If you want to see what the first few days of training might look like with the free materials on this site, start with this blog post.
Been there done that but was fortunate enough to find and afford and School that was designed specifically for teaching my twins who were this kid. Grades 5 to 7 were spent out of public school and re-entry in grade 8 and graduated high school with honours. Currently at University and doing great ALL BECAUSE they learned to read with understanding. Private school, Kumon for reading and math all through high school all added up to successful,kids in the classroom. Do it, it will change his future. In grade 4 the principal labeled my girls MID, Mildly Intelectually Delayed and was streaming them for life skills. Testing showed Learning Disabilities and reading at a grade 1 level….at the end of grade 4!! Do it….you won’t regret the effort.

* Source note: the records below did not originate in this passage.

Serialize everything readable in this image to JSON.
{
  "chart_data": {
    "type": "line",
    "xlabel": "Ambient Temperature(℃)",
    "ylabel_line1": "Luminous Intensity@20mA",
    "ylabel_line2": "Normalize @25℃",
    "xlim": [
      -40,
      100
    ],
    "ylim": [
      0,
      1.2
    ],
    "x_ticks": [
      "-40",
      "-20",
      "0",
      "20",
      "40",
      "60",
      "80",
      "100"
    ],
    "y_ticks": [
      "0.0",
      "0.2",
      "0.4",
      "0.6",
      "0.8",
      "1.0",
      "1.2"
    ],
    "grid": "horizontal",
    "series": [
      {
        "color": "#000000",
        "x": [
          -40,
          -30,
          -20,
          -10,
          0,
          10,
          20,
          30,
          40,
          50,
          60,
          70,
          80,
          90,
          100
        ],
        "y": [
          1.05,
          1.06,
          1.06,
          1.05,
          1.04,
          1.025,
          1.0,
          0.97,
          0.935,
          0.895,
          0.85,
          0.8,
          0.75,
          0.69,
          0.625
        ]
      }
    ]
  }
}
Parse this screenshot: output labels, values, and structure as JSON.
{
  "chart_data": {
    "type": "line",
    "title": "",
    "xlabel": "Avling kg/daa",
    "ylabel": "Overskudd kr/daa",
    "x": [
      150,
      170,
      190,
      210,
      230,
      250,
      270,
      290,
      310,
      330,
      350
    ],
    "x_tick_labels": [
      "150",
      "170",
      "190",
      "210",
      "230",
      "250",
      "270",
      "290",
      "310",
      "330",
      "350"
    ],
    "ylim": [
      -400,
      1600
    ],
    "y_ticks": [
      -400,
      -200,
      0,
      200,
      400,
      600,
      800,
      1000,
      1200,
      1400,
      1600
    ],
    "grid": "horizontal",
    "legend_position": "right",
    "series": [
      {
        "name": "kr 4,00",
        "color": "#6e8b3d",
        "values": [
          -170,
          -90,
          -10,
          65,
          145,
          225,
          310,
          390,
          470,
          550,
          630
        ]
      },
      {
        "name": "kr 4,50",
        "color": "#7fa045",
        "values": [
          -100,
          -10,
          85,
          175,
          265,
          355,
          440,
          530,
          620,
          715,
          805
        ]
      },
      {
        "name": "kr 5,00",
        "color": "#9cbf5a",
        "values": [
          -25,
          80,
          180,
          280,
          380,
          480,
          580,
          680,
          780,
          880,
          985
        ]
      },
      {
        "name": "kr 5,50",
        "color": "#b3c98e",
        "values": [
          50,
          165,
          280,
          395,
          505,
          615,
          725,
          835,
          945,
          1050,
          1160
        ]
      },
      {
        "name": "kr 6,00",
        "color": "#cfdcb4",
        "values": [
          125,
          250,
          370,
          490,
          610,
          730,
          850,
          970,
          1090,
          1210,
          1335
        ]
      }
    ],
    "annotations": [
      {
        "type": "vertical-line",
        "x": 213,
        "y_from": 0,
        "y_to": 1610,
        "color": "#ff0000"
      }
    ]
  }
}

Does Jump Math really work? My son is dyslexic and enjoys online programs. I’d love to hear your review of it.
Thank you.
I don’t focus on Math, but many educators and parents consider Jump Math to be the best program out there. But as far as I know it is NOT an online program, but rather a series of printed workbooks. Khan Academy is an online program
Learning is a social activity, and I don’t have much confidence in unattended on-line programs. They can provide a curriculum for learning, but they work best if there is also a mentor or tutor. Your son needs to be able to impress someone with his progress, to show off his awesomeness, or the drills quickly gets stale.